The network architecture and training method used follows Karras et al. In short, the generator and discriminator are convolutional networks with two convolutional layers per image resolution, and are mirror images of one another, with the generator using convolution transpose layers where the discriminator uses convolutional layers. Training is performed on (resized) low resolution images first until convergence, and then upscaled by a factor of two, repeating until the desired resolution is achieved. In particular, the networks start with 4x4 images, then 8x8, 16x16, 32x32, 64x64, and finally 128x128. During upsampling, higher resolution images are faded in slowly by using a residual block structure. For more precise details, see the reference paper, which provides a very clear explanation.
Results
The WGAN I trained was able to produce some very convincing images of cats. Here are some of the better images it produced.
Unfortunately, not all the images produced by the network are high quality. Some are decent quality images with flaws, while others are downright nonsense. Here are some examples of not so great output (some of these are pretty funny). While the majority of the output images are of good quality, it would be desirable to improve the average quality.
To make sure that the network is really producing novel images rather than just “memorizing” the data, a common test is to take some of the generated images and find their nearest neighbors from the real data. The following images show cats generated by the data (left column) each with their five nearest neighbors in the training data (seen below along the rows) according to pixel-wise L2-norm. You might recognize the cats below from the introduction, as these are the same images of cats reordered. Thus this answers the question of which cats from the introduction are fake.

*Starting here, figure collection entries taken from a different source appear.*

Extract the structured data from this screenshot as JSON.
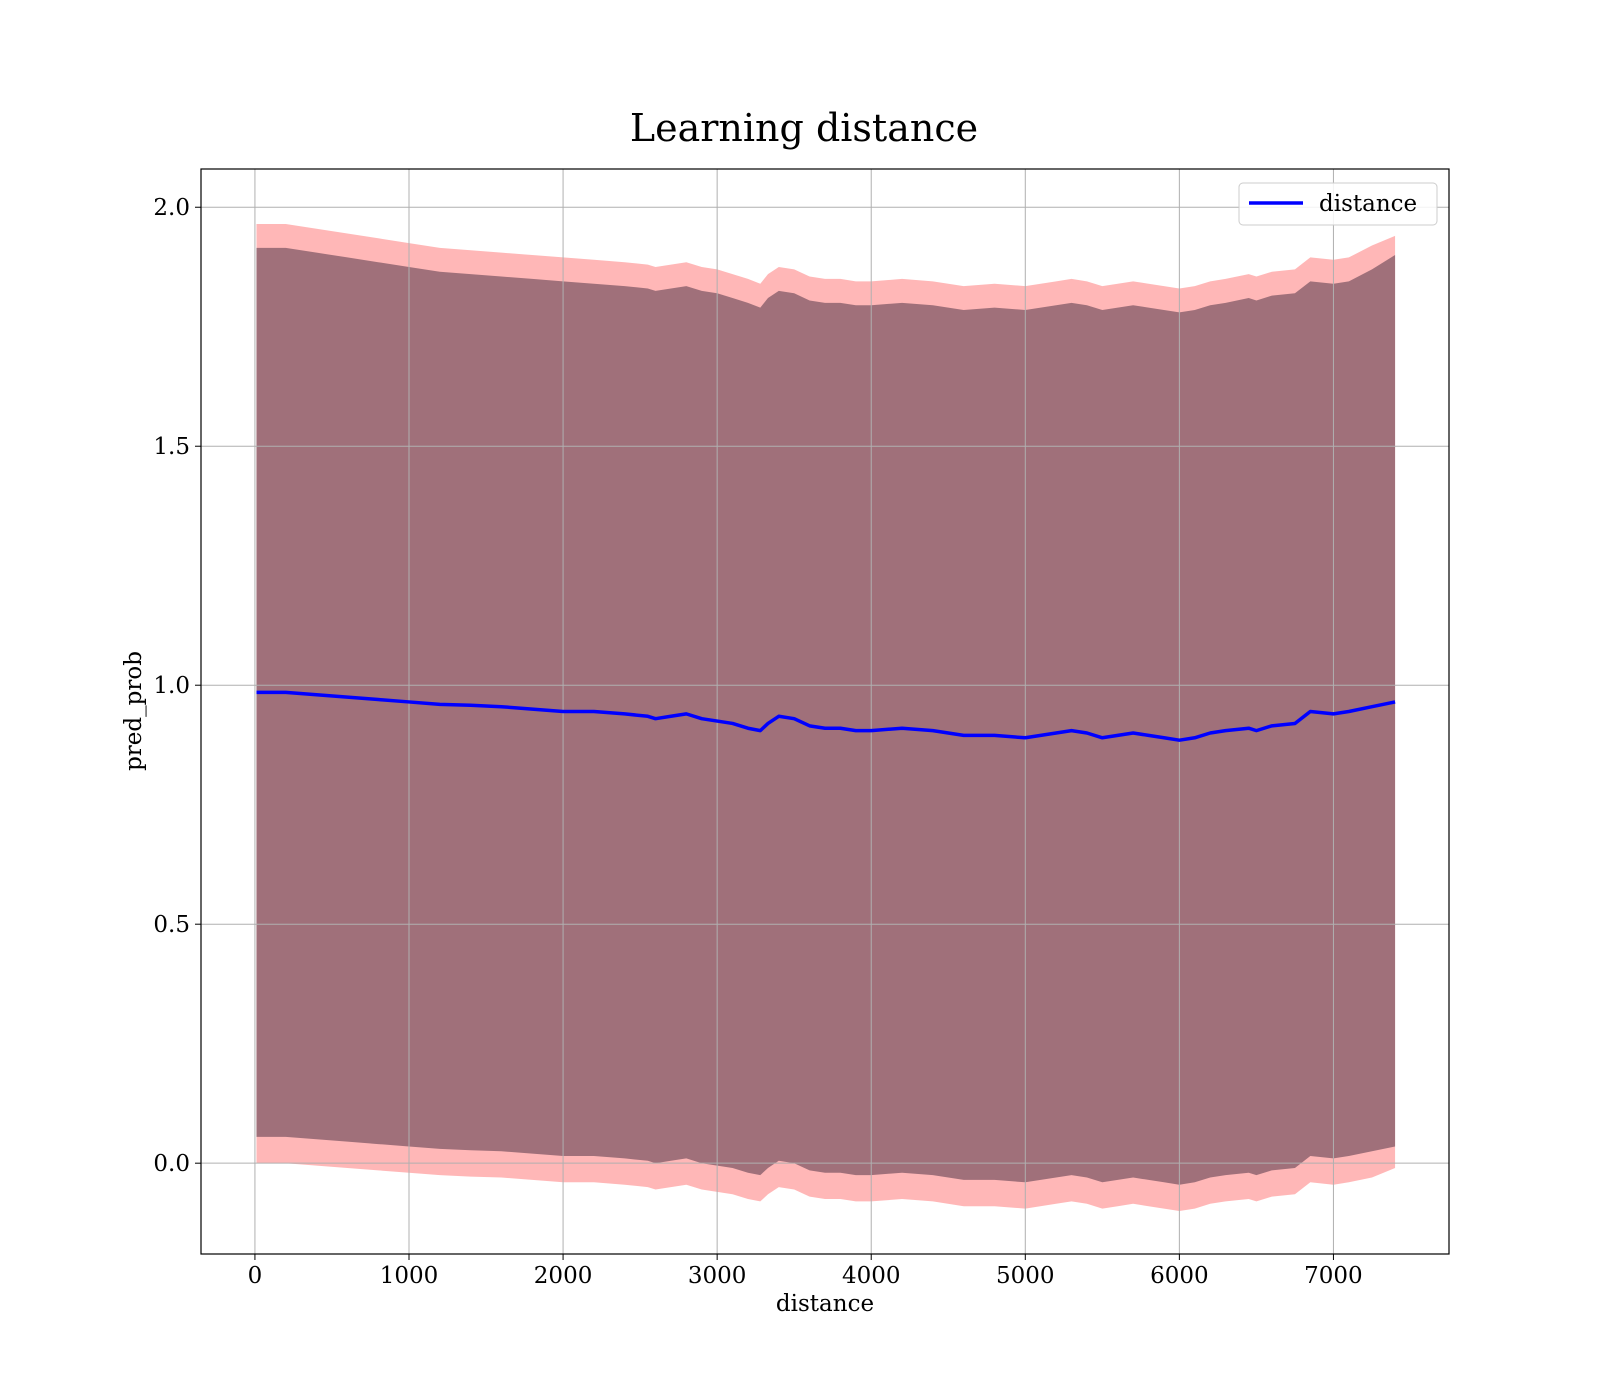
{
  "chart_data": {
    "type": "line",
    "title": "Learning distance",
    "xlabel": "distance",
    "ylabel": "pred_prob",
    "xlim": [
      -350,
      7750
    ],
    "ylim": [
      -0.19,
      2.08
    ],
    "xticks": [
      0,
      1000,
      2000,
      3000,
      4000,
      5000,
      6000,
      7000
    ],
    "yticks": [
      0.0,
      0.5,
      1.0,
      1.5,
      2.0
    ],
    "xtick_labels": [
      "0",
      "1000",
      "2000",
      "3000",
      "4000",
      "5000",
      "6000",
      "7000"
    ],
    "ytick_labels": [
      "0.0",
      "0.5",
      "1.0",
      "1.5",
      "2.0"
    ],
    "grid": true,
    "legend": {
      "position": "top-right",
      "entries": [
        "distance"
      ]
    },
    "colors": {
      "line": "#0000ff",
      "outer_band": "#ff9999",
      "inner_band": "#a0707a",
      "grid": "#b0b0b0"
    },
    "series": [
      {
        "name": "distance",
        "x": [
          10,
          200,
          400,
          600,
          800,
          1000,
          1200,
          1400,
          1600,
          1800,
          2000,
          2200,
          2400,
          2550,
          2600,
          2700,
          2800,
          2900,
          3000,
          3100,
          3200,
          3280,
          3330,
          3400,
          3500,
          3600,
          3700,
          3800,
          3900,
          4000,
          4200,
          4400,
          4600,
          4800,
          5000,
          5200,
          5300,
          5400,
          5500,
          5600,
          5700,
          5800,
          5900,
          6000,
          6100,
          6200,
          6300,
          6450,
          6500,
          6600,
          6750,
          6850,
          7000,
          7100,
          7250,
          7400
        ],
        "y": [
          0.985,
          0.985,
          0.98,
          0.975,
          0.97,
          0.965,
          0.96,
          0.958,
          0.955,
          0.95,
          0.945,
          0.945,
          0.94,
          0.935,
          0.93,
          0.935,
          0.94,
          0.93,
          0.925,
          0.92,
          0.91,
          0.905,
          0.92,
          0.935,
          0.93,
          0.915,
          0.91,
          0.91,
          0.905,
          0.905,
          0.91,
          0.905,
          0.895,
          0.895,
          0.89,
          0.9,
          0.905,
          0.9,
          0.89,
          0.895,
          0.9,
          0.895,
          0.89,
          0.885,
          0.89,
          0.9,
          0.905,
          0.91,
          0.905,
          0.915,
          0.92,
          0.945,
          0.94,
          0.945,
          0.955,
          0.965
        ],
        "band_outer_upper": [
          1.965,
          1.965,
          1.955,
          1.945,
          1.935,
          1.925,
          1.915,
          1.91,
          1.905,
          1.9,
          1.895,
          1.89,
          1.885,
          1.88,
          1.875,
          1.88,
          1.885,
          1.875,
          1.87,
          1.86,
          1.85,
          1.84,
          1.86,
          1.875,
          1.87,
          1.855,
          1.85,
          1.85,
          1.845,
          1.845,
          1.85,
          1.845,
          1.835,
          1.84,
          1.835,
          1.845,
          1.85,
          1.845,
          1.835,
          1.84,
          1.845,
          1.84,
          1.835,
          1.83,
          1.835,
          1.845,
          1.85,
          1.86,
          1.855,
          1.865,
          1.87,
          1.895,
          1.89,
          1.895,
          1.92,
          1.94
        ],
        "band_outer_lower": [
          0.0,
          0.0,
          -0.005,
          -0.01,
          -0.015,
          -0.02,
          -0.025,
          -0.028,
          -0.03,
          -0.035,
          -0.04,
          -0.04,
          -0.045,
          -0.05,
          -0.055,
          -0.05,
          -0.045,
          -0.055,
          -0.06,
          -0.065,
          -0.075,
          -0.08,
          -0.065,
          -0.05,
          -0.055,
          -0.07,
          -0.075,
          -0.075,
          -0.08,
          -0.08,
          -0.075,
          -0.08,
          -0.09,
          -0.09,
          -0.095,
          -0.085,
          -0.08,
          -0.085,
          -0.095,
          -0.09,
          -0.085,
          -0.09,
          -0.095,
          -0.1,
          -0.095,
          -0.085,
          -0.08,
          -0.075,
          -0.08,
          -0.07,
          -0.065,
          -0.04,
          -0.045,
          -0.04,
          -0.03,
          -0.01
        ],
        "band_inner_upper": [
          1.915,
          1.915,
          1.905,
          1.895,
          1.885,
          1.875,
          1.865,
          1.86,
          1.855,
          1.85,
          1.845,
          1.84,
          1.835,
          1.83,
          1.825,
          1.83,
          1.835,
          1.825,
          1.82,
          1.81,
          1.8,
          1.79,
          1.81,
          1.825,
          1.82,
          1.805,
          1.8,
          1.8,
          1.795,
          1.795,
          1.8,
          1.795,
          1.785,
          1.79,
          1.785,
          1.795,
          1.8,
          1.795,
          1.785,
          1.79,
          1.795,
          1.79,
          1.785,
          1.78,
          1.785,
          1.795,
          1.8,
          1.81,
          1.805,
          1.815,
          1.82,
          1.845,
          1.84,
          1.845,
          1.87,
          1.9
        ],
        "band_inner_lower": [
          0.055,
          0.055,
          0.05,
          0.045,
          0.04,
          0.035,
          0.03,
          0.027,
          0.025,
          0.02,
          0.015,
          0.015,
          0.01,
          0.005,
          0.0,
          0.005,
          0.01,
          0.0,
          -0.005,
          -0.01,
          -0.02,
          -0.025,
          -0.01,
          0.005,
          0.0,
          -0.015,
          -0.02,
          -0.02,
          -0.025,
          -0.025,
          -0.02,
          -0.025,
          -0.035,
          -0.035,
          -0.04,
          -0.03,
          -0.025,
          -0.03,
          -0.04,
          -0.035,
          -0.03,
          -0.035,
          -0.04,
          -0.045,
          -0.04,
          -0.03,
          -0.025,
          -0.02,
          -0.025,
          -0.015,
          -0.01,
          0.015,
          0.01,
          0.015,
          0.025,
          0.035
        ]
      }
    ]
  }
}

As you can see, all the generated cats look original. I should note here that using pixel-wise distance is not the best method of comparison since, for example, reflecting an image horizontally across its mid-line might result in an image which is far in pixel-wise distance, but to a human is not a fundamentally different image. A better method is to use a pretrained neural network which has achieved high performance on a computer vision task such as image classification (ideally involving cats' faces) and computing nearest neighbors using the activations of various layers of the pretrained network. However, I stuck with pixel-wise distance in this analysis for simplicity.
Cat morphs
As a cool visualization, the generator can be used to produce “cat morphs”, which are created by choosing a collection of random input vectors, linearly interpolating between them, and then passing through the generator. Below is an example of the kind of morphs the network can create.